Kütüphanelerindeki kitap sayısının yeterli olmadığını söyleyen Öztürk, “Kitaplarla ilgili biraz sıkıntımız var. Çünkü kitaplarımız şu anda gençlik merkezimizde olan kitaplar. Çok az bağış aldık. O konuda sadece görsel olarak hitap etsin istemiyoruz. Gençlerin gerçekten buraya gelerek onlara değer katabilecek kitapları okumasını istiyoruz. O konuyla ilgili de kampanyalar yapıyoruz. Afişler hazırladık. Bu afişleri etrafımıza dağıtmaya çalışıyoruz. Yine sosyal medya üzerinden insanlara duyurular yapmaya çalışıyoruz ve bu yollarla olabildiğince çok kitap toplamaya çalışıyoruz” şeklinde konuştu.
“NORMAL KÜTÜPHANEDEN FARKLI OLMASINI İSTİYORUZ”
Çöpe atılan eşyaların geri dönüşümü ile oluşturdukları kütüphanenin gençlere her yönden hitap etmesini istediklerini belirten Öztürk, “İlk söyleşimizi yerel bir şair olan Yavuz Altunışık ile gerçekleştirdik.
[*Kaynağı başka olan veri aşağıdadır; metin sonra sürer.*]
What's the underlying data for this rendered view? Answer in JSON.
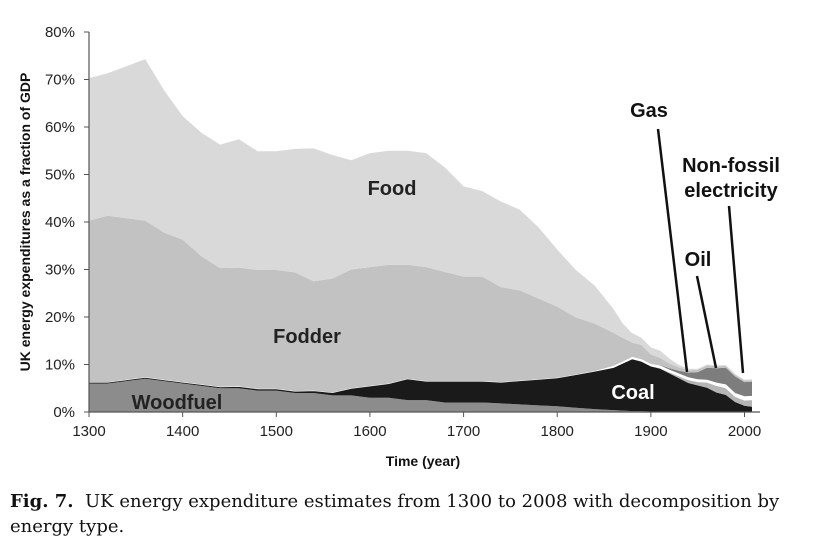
{
  "chart_data": {
    "type": "area",
    "stacked": true,
    "title": "",
    "xlabel": "Time (year)",
    "ylabel": "UK energy expenditures as a fraction of GDP",
    "xlim": [
      1300,
      2008
    ],
    "ylim": [
      0,
      80
    ],
    "xticks": [
      "1300",
      "1400",
      "1500",
      "1600",
      "1700",
      "1800",
      "1900",
      "2000"
    ],
    "yticks": [
      "0%",
      "10%",
      "20%",
      "30%",
      "40%",
      "50%",
      "60%",
      "70%",
      "80%"
    ],
    "x": [
      1300,
      1320,
      1340,
      1360,
      1380,
      1400,
      1420,
      1440,
      1460,
      1480,
      1500,
      1520,
      1540,
      1560,
      1580,
      1600,
      1620,
      1640,
      1660,
      1680,
      1700,
      1720,
      1740,
      1760,
      1780,
      1800,
      1820,
      1840,
      1860,
      1870,
      1880,
      1890,
      1900,
      1910,
      1920,
      1930,
      1940,
      1950,
      1960,
      1970,
      1980,
      1990,
      2000,
      2008
    ],
    "series": [
      {
        "name": "Woodfuel",
        "color": "#8c8c8c",
        "values": [
          6,
          6,
          6.5,
          7,
          6.5,
          6,
          5.5,
          5,
          5,
          4.5,
          4.5,
          4,
          4,
          3.5,
          3.5,
          3,
          3,
          2.5,
          2.5,
          2,
          2,
          2,
          1.8,
          1.6,
          1.4,
          1.2,
          0.9,
          0.6,
          0.4,
          0.3,
          0.2,
          0.2,
          0.1,
          0.1,
          0.1,
          0.1,
          0.1,
          0.1,
          0.1,
          0.1,
          0.1,
          0.1,
          0.1,
          0.1
        ]
      },
      {
        "name": "Coal",
        "color": "#1a1a1a",
        "values": [
          0.3,
          0.3,
          0.3,
          0.3,
          0.3,
          0.3,
          0.3,
          0.3,
          0.4,
          0.4,
          0.4,
          0.4,
          0.5,
          0.6,
          1.5,
          2.5,
          3,
          4.5,
          4,
          4.5,
          4.5,
          4.5,
          4.5,
          5,
          5.5,
          6,
          7,
          8,
          9,
          10,
          11,
          10.5,
          9.5,
          9,
          8,
          7,
          6,
          5.5,
          5,
          4,
          3.5,
          2,
          1.2,
          1
        ]
      },
      {
        "name": "Oil",
        "color": "#b5b5b5",
        "values": [
          0,
          0,
          0,
          0,
          0,
          0,
          0,
          0,
          0,
          0,
          0,
          0,
          0,
          0,
          0,
          0,
          0,
          0,
          0,
          0,
          0,
          0,
          0,
          0,
          0,
          0,
          0,
          0,
          0,
          0,
          0,
          0,
          0.1,
          0.2,
          0.3,
          0.5,
          0.7,
          0.8,
          1.2,
          1.5,
          1.5,
          1.2,
          1.2,
          1.5
        ]
      },
      {
        "name": "Gas",
        "color": "#ffffff",
        "values": [
          0,
          0,
          0,
          0,
          0,
          0,
          0,
          0,
          0,
          0,
          0,
          0,
          0,
          0,
          0,
          0,
          0,
          0,
          0,
          0,
          0,
          0,
          0,
          0,
          0,
          0,
          0,
          0,
          0.3,
          0.3,
          0.4,
          0.4,
          0.4,
          0.5,
          0.5,
          0.5,
          0.5,
          0.5,
          0.5,
          0.6,
          0.7,
          0.7,
          0.8,
          0.8
        ]
      },
      {
        "name": "Non-fossil electricity",
        "color": "#7d7d7d",
        "values": [
          0,
          0,
          0,
          0,
          0,
          0,
          0,
          0,
          0,
          0,
          0,
          0,
          0,
          0,
          0,
          0,
          0,
          0,
          0,
          0,
          0,
          0,
          0,
          0,
          0,
          0,
          0,
          0,
          0,
          0,
          0,
          0,
          0,
          0.1,
          0.3,
          0.6,
          1,
          1.5,
          2.5,
          3,
          3.5,
          3.5,
          3,
          3
        ]
      },
      {
        "name": "Fodder",
        "color": "#c2c2c2",
        "values": [
          34,
          35,
          34,
          33,
          31,
          30,
          27,
          25,
          25,
          25,
          25,
          25,
          23,
          24,
          25,
          25,
          25,
          24,
          24,
          23,
          22,
          22,
          20,
          19,
          17,
          15,
          12,
          10,
          7,
          5,
          3,
          3,
          2,
          1.5,
          1,
          0.7,
          0.5,
          0.5,
          0.5,
          0.4,
          0.4,
          0.3,
          0.3,
          0.3
        ]
      },
      {
        "name": "Food",
        "color": "#d9d9d9",
        "values": [
          30,
          30,
          32,
          34,
          30,
          26,
          26,
          26,
          27,
          25,
          25,
          26,
          28,
          26,
          23,
          24,
          24,
          24,
          24,
          22,
          19,
          18,
          18,
          17,
          15,
          12,
          10,
          8,
          5,
          3,
          2,
          1.5,
          1.5,
          1.5,
          1,
          0.5,
          0.3,
          0.2,
          0.2,
          0.2,
          0.2,
          0.2,
          0.2,
          0.2
        ]
      }
    ],
    "annotations": [
      {
        "text": "Food",
        "color": "#222222"
      },
      {
        "text": "Fodder",
        "color": "#222222"
      },
      {
        "text": "Woodfuel",
        "color": "#222222"
      },
      {
        "text": "Coal",
        "color": "#ffffff"
      },
      {
        "text": "Gas",
        "color": "#111111"
      },
      {
        "text": "Oil",
        "color": "#111111"
      },
      {
        "text": "Non-fossil",
        "color": "#111111"
      },
      {
        "text": "electricity",
        "color": "#111111"
      }
    ],
    "grid": false,
    "legend": "none (inline labels)"
  },
  "caption": {
    "label": "Fig. 7.",
    "text": "UK energy expenditure estimates from 1300 to 2008 with decomposition by energy type."
  }
}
Böyle söyleşiler ve kitap okuma etkinlikleri yapmayı düşünüyoruz. Buranın normal kütüphaneden farkının bu olmasını istiyoruz. Biraz daha salaş bir ortam olduğu için gençler aynı zamanda hem kitap okusun hem de sohbet, muhabbet etmek için buraya gelebilsin diye düşünüyoruz” ifadelerini kullandı.
“İŞİN UCUNDAN TUTTUĞUNDA HAYALLERİNİ GERÇEKLEŞTİREBİLİRSİN”
Seçtikleri konseptin farklı olmasını da açıklayan Emine Öztürk, “Bize ‘Neden geri dönüşüm?’ sorusu çok fazla soruluyor. Bunun cevabı, Türkiye’de gençlerde bizim gözlemlediğimiz çok fazla tüketim odaklı bir yaşam tarzı var. Zaten tanıtım kataloğumuzda da ‘Tüketimden üretime’ diyoruz. Bir çok insanın çöp diye nitelendirdiği eşyaları biz bir şekilde işlevsel hale getirdik ve sonunda hala ‘Yahu valizden koltuk mu olur? Araba lastiğinden oturak mı olur?’ gibi tepkiler alıyoruz. İlk başlarda bunu bahsettiğimizde herkese hayal gibi geliyordu. Ama biz gençlere işin ucundan bir kez tuttuğunda hayallerini gerçekleştirebileceğini ve bir şey istiyorsanız bunu hayata geçirmenin emek ve çabadan geçtiğini gösterme amacıyla yaptık” diye konuştu.
“PAZARA GİDİP KASA TOPLADIK”
Oluşturdukları kütüphanede bulunan eşyaları da ekip olarak çeşitli yerlerden topladıklarını anlatan Öztürk, “Kasalarımızı, buradaki Perşembe Pazarı’na giderek oradan topladık. Araba lastiklerini, ilerideki lastikçi bir abinin dükkanına giderek ondan aldık. Aslında kullanılamaz durumda olan, onun yakacağı lastikleri aldık oradan. Eski ahşap makaralarımız var. Onları da üniversitenin etrafında öğrenciler bulmuş, bize söylediler onları da oradan alıp getirdik. Paletler yine aynı şekilde eski, kullanılmayan kasetler. Eski teyp kasetleri var, soda şişeleri, ayran şişeleri var. Küçük makaralar var mesela onları da raf şekline getirdik. Eski bir televizyonumuz var. İçini boşaltıp raf şekline getirdik. Hem bunun sosyal mesaj da içermesini istedik” ifadelerini kullandı.